While statin treatment may induce plaque regression, the effect of statin on plaque composition with varying doses is unknown. This study assessed such effects by volumetric virtual histology intravascular ultrasound (VH-IVUS). In this prospective, randomized, double-blinded pilot study, statin-naïve patients with stable angina requiring percutaneous coronary intervention (PCI) were randomized to receive 6 months of either atorvastatin 10mg or 40 mg daily. VH-IVUS was performed in all non-PCI lesions at baseline and 6 months; all analyses were performed by core laboratory.
Statin therapy, especially at intensive doses, is beneficial in atherosclerotic coronary disease. Detecting subtle plaque regression after statin therapy is difficult by coronary angiogram; intravascular ultrasound (IVUS) is a far better method. Volumetric IVUS has been used in statin trials to evaluate plaque regression. Intensive statin therapy in the REVERSAL Trial and ASTEROID Trial appeared to achieve better regression outcomes. Stable fibrous plaque is likely to be responsible for stable ischemia, while unstable plaque (large lipid core, calcified nodule and necrotic core), thin-cap fibroatheroma, plaque erosion and plaque rupture may be responsible for acute coronary syndrome (ACS). In vivo tissue characterization of plaque composition is therefore important, yet in this regard grayscale IVUS is insufficient. The development of Virtual Histology (VH) utilizing IVUS generated radiofrequency backscattering signals to virtually separate plaque composition into 4 components corresponding to histopathology has made possible in vivo assessment of plaque composition and stability. We believed plaque regression and VH-IVUS plaque modification with statin therapy could be statin dose dependent, and may affect clinical outcomes. This study was designed to prove our hypothesis, utilizing VH-IVUS. This study is the first prospective, randomised, double-blinded pilot study designed to investigate the varying statin dose effects on plaque regression and VH composition modulation. For ethical reasons, a placebo arm was not designed. Based on available data, clinically realistic doses of atorvastatin 10mg (low dose) and 40mg (moderate dose) were chosen. Only statin-naïve patients without previous history of myocardial infarction (MI) would be selected, aiming to show the "pure" effects of varying doses of statin and to better reveal the subtle differences in the changes.
Study Type
INTERVENTIONAL
Allocation
RANDOMIZED
Purpose
TREATMENT
Masking
QUADRUPLE
Enrollment
40
2 arms comparing atorvastatin 10mg daily for 6 months to atorvastatin 40mg daily for 6 months. The primary endpoint would be the 6 months VH-IVUS findings and clinical outcomes.
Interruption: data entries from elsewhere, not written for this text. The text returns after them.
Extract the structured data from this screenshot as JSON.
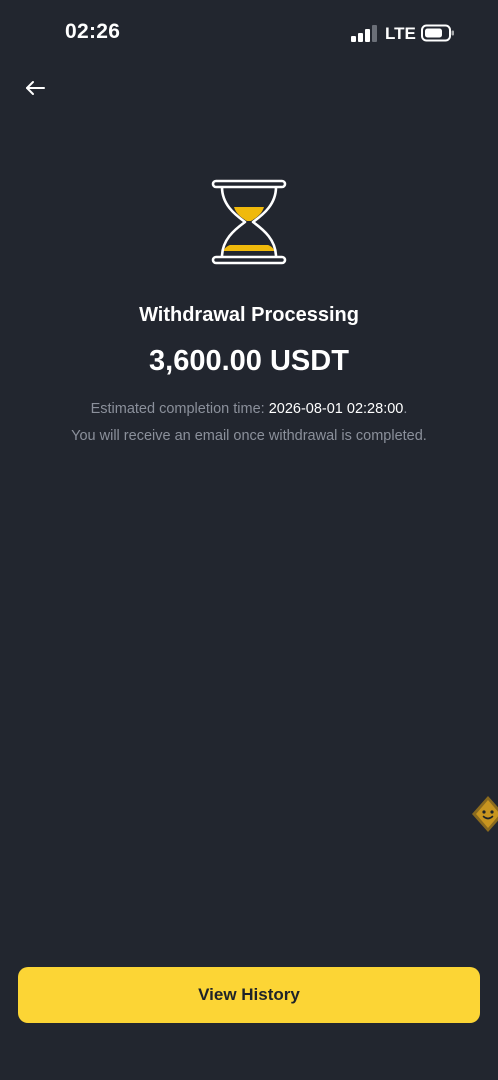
{
  "status_bar": {
    "time": "02:26",
    "network": "LTE",
    "signal_icon": "cellular-signal-icon",
    "battery_icon": "battery-icon"
  },
  "nav": {
    "back_icon": "arrow-left-icon"
  },
  "status": {
    "icon": "hourglass-icon",
    "title": "Withdrawal Processing",
    "amount": "3,600.00 USDT",
    "estimate_label": "Estimated completion time: ",
    "estimate_value": "2026-08-01 02:28:00",
    "estimate_suffix": ".",
    "email_note": "You will receive an email once withdrawal is completed."
  },
  "assistant": {
    "icon": "smiley-assistant-icon"
  },
  "actions": {
    "view_history_label": "View History"
  },
  "colors": {
    "background": "#22262f",
    "accent": "#fcd535",
    "secondary_text": "#8b909b"
  }
}
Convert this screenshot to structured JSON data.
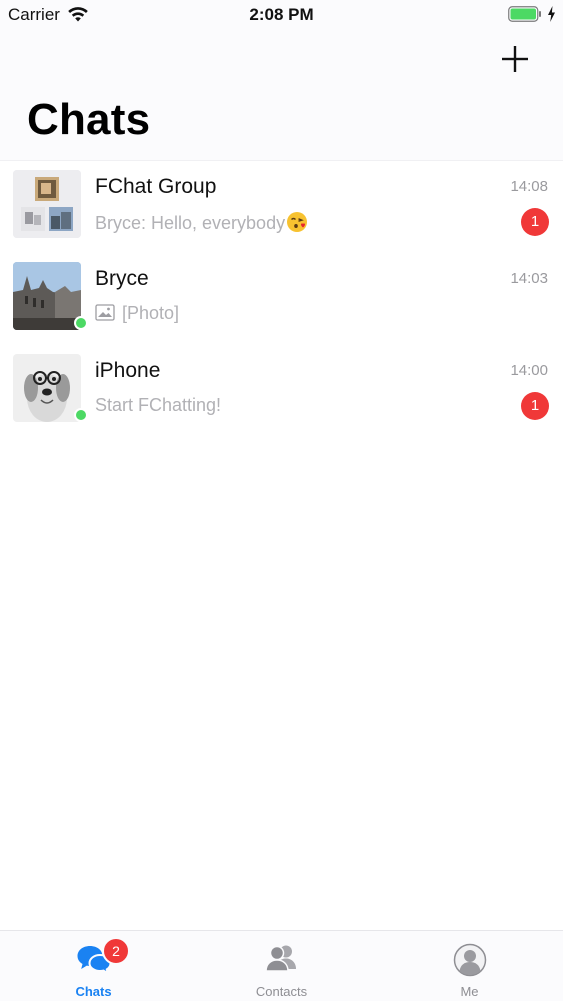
{
  "status_bar": {
    "carrier": "Carrier",
    "time": "2:08 PM",
    "battery_color": "#4cd964"
  },
  "header": {
    "title": "Chats",
    "add_icon": "plus-icon"
  },
  "chats": [
    {
      "name": "FChat Group",
      "time": "14:08",
      "preview": "Bryce: Hello, everybody",
      "preview_emoji": "kissing-face-emoji",
      "unread": "1",
      "online": false,
      "avatar": "group-collage-avatar"
    },
    {
      "name": "Bryce",
      "time": "14:03",
      "preview": "[Photo]",
      "preview_icon": "image-icon",
      "unread": "",
      "online": true,
      "avatar": "cathedral-photo-avatar"
    },
    {
      "name": "iPhone",
      "time": "14:00",
      "preview": "Start FChatting!",
      "unread": "1",
      "online": true,
      "avatar": "dog-photo-avatar"
    }
  ],
  "tab_bar": {
    "tabs": [
      {
        "label": "Chats",
        "icon": "chat-bubbles-icon",
        "badge": "2",
        "active": true
      },
      {
        "label": "Contacts",
        "icon": "contacts-icon",
        "badge": "",
        "active": false
      },
      {
        "label": "Me",
        "icon": "profile-icon",
        "badge": "",
        "active": false
      }
    ]
  },
  "colors": {
    "accent": "#1a82f2",
    "badge": "#f03838",
    "online": "#4cd964",
    "secondary_text": "#b1b1b5"
  }
}
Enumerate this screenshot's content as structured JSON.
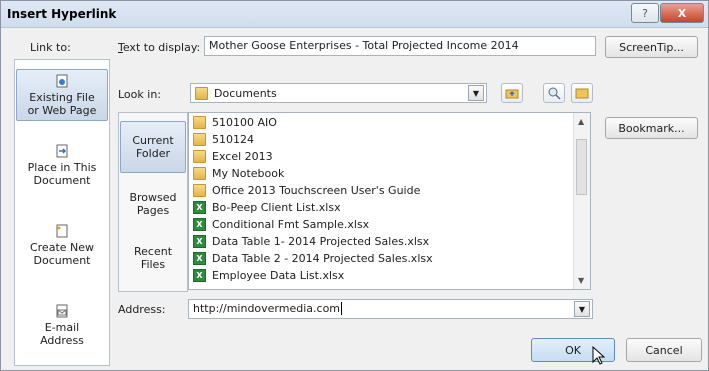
{
  "dialog": {
    "title": "Insert Hyperlink",
    "help_glyph": "?",
    "close_glyph": "X"
  },
  "link_to": {
    "label": "Link to:",
    "items": [
      {
        "line1": "Existing File",
        "line2": "or Web Page",
        "selected": true
      },
      {
        "line1": "Place in This",
        "line2": "Document"
      },
      {
        "line1": "Create New",
        "line2": "Document"
      },
      {
        "line1": "E-mail",
        "line2": "Address"
      }
    ]
  },
  "text_to_display": {
    "label": "Text to display:",
    "value": "Mother Goose Enterprises - Total Projected Income 2014"
  },
  "screentip_button": "ScreenTip...",
  "look_in": {
    "label": "Look in:",
    "value": "Documents"
  },
  "locations": [
    {
      "line1": "Current",
      "line2": "Folder",
      "selected": true
    },
    {
      "line1": "Browsed",
      "line2": "Pages"
    },
    {
      "line1": "Recent",
      "line2": "Files"
    }
  ],
  "files": [
    {
      "name": "510100 AIO",
      "type": "folder"
    },
    {
      "name": "510124",
      "type": "folder"
    },
    {
      "name": "Excel 2013",
      "type": "folder"
    },
    {
      "name": "My Notebook",
      "type": "folder"
    },
    {
      "name": "Office 2013 Touchscreen User's Guide",
      "type": "folder"
    },
    {
      "name": "Bo-Peep Client List.xlsx",
      "type": "excel"
    },
    {
      "name": "Conditional Fmt Sample.xlsx",
      "type": "excel"
    },
    {
      "name": "Data Table 1- 2014 Projected Sales.xlsx",
      "type": "excel"
    },
    {
      "name": "Data Table 2 - 2014 Projected Sales.xlsx",
      "type": "excel"
    },
    {
      "name": "Employee Data List.xlsx",
      "type": "excel"
    }
  ],
  "bookmark_button": "Bookmark...",
  "address": {
    "label": "Address:",
    "value": "http://mindovermedia.com"
  },
  "ok_button": "OK",
  "cancel_button": "Cancel",
  "colors": {
    "title_bar": "#dfe9f5",
    "close_button": "#c7432c",
    "ok_highlight": "#cfe3f7"
  }
}
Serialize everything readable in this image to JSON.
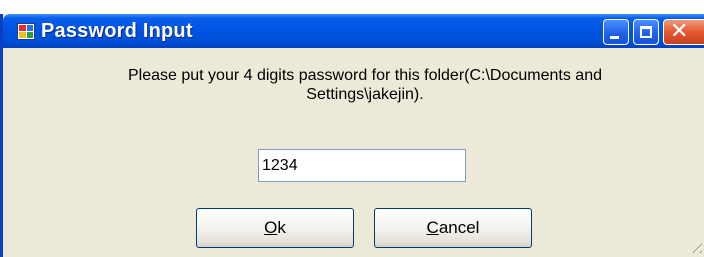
{
  "window": {
    "title": "Password Input",
    "app_icon": "app-window-icon",
    "controls": {
      "minimize_icon": "minimize-icon",
      "maximize_icon": "maximize-icon",
      "close_icon": "close-icon"
    }
  },
  "dialog": {
    "message_line1": "Please put your 4 digits password for this folder(C:\\Documents and",
    "message_line2": "Settings\\jakejin).",
    "password_value": "1234",
    "ok_label_mnemonic": "O",
    "ok_label_rest": "k",
    "cancel_label_mnemonic": "C",
    "cancel_label_rest": "ancel"
  },
  "colors": {
    "titlebar": "#0054e3",
    "dialog_background": "#ece9d8",
    "close_button": "#e25a32"
  }
}
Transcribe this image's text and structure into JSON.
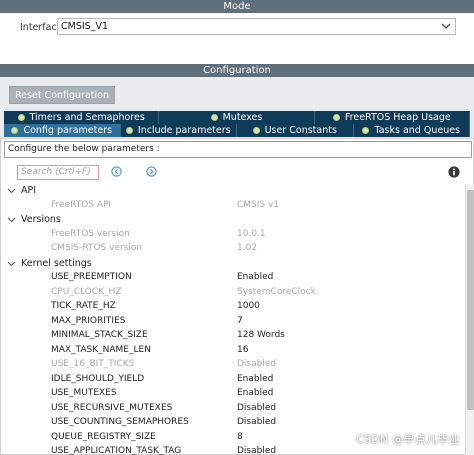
{
  "mode": {
    "header": "Mode",
    "interface_label": "Interface",
    "interface_value": "CMSIS_V1"
  },
  "configuration": {
    "header": "Configuration",
    "reset_label": "Reset Configuration",
    "tabs_row1": [
      {
        "label": "Timers and Semaphores"
      },
      {
        "label": "Mutexes"
      },
      {
        "label": "FreeRTOS Heap Usage"
      }
    ],
    "tabs_row2": [
      {
        "label": "Config parameters",
        "active": true
      },
      {
        "label": "Include parameters"
      },
      {
        "label": "User Constants"
      },
      {
        "label": "Tasks and Queues"
      }
    ],
    "hint": "Configure the below parameters :",
    "search_placeholder": "Search (Crtl+F)"
  },
  "groups": {
    "api": {
      "name": "API",
      "params": [
        {
          "name": "FreeRTOS API",
          "value": "CMSIS v1"
        }
      ]
    },
    "versions": {
      "name": "Versions",
      "params": [
        {
          "name": "FreeRTOS version",
          "value": "10.0.1"
        },
        {
          "name": "CMSIS-RTOS version",
          "value": "1.02"
        }
      ]
    },
    "kernel": {
      "name": "Kernel settings",
      "params": [
        {
          "name": "USE_PREEMPTION",
          "value": "Enabled"
        },
        {
          "name": "CPU_CLOCK_HZ",
          "value": "SystemCoreClock"
        },
        {
          "name": "TICK_RATE_HZ",
          "value": "1000"
        },
        {
          "name": "MAX_PRIORITIES",
          "value": "7"
        },
        {
          "name": "MINIMAL_STACK_SIZE",
          "value": "128 Words"
        },
        {
          "name": "MAX_TASK_NAME_LEN",
          "value": "16"
        },
        {
          "name": "USE_16_BIT_TICKS",
          "value": "Disabled"
        },
        {
          "name": "IDLE_SHOULD_YIELD",
          "value": "Enabled"
        },
        {
          "name": "USE_MUTEXES",
          "value": "Enabled"
        },
        {
          "name": "USE_RECURSIVE_MUTEXES",
          "value": "Disabled"
        },
        {
          "name": "USE_COUNTING_SEMAPHORES",
          "value": "Disabled"
        },
        {
          "name": "QUEUE_REGISTRY_SIZE",
          "value": "8"
        },
        {
          "name": "USE_APPLICATION_TASK_TAG",
          "value": "Disabled"
        }
      ]
    }
  },
  "watermark": "CSDN @早点儿毕业",
  "colors": {
    "section_bar": "#5f6f7b",
    "tab_bg": "#103b58",
    "tab_active": "#2e6f9e",
    "tab_dot": "#d7e8b0",
    "muted_text": "#a8a8a8"
  },
  "icons": [
    "chevron-down-icon",
    "expand-all-icon",
    "collapse-all-icon",
    "info-icon"
  ]
}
Department of Medicine, the University of Hong Kong, Queen Mary Hospital, Hospital Authority
Hong Kong SAR, Hong Kong, China
The primary endpoint would be the 6-month angiographic and VH-IVUS restudy findings.
Our hypothesis was plaque regression and virtual histology intravascular ultrasound (VH-IVUS) plaque modification with statin therapy could be statin dose dependent, and may affect clinical outcomes. 2 clinically realistic doses of atorvastatin 10mg and 40mg were chosen in statin-naïve patients without previous myocardial infarction. The primary endpoint of this study would therefore be the 6 months angiographic and IVUS follow-up, looking at the volumetric gray-scale IVUS and VH-IVUS findings at 6 months for the whole cohort as well as the differences between the 2 groups.
Time frame: 6 months
The secondary endpoint would be the occurrence of any major adverse cardiac events at 6 months (including any death, myocardial infarction or need for revascularization) as routinely monitored after all percutaneous interventional procedures.
As described in the "Title" above.
Time frame: Throughout the 6 months study period.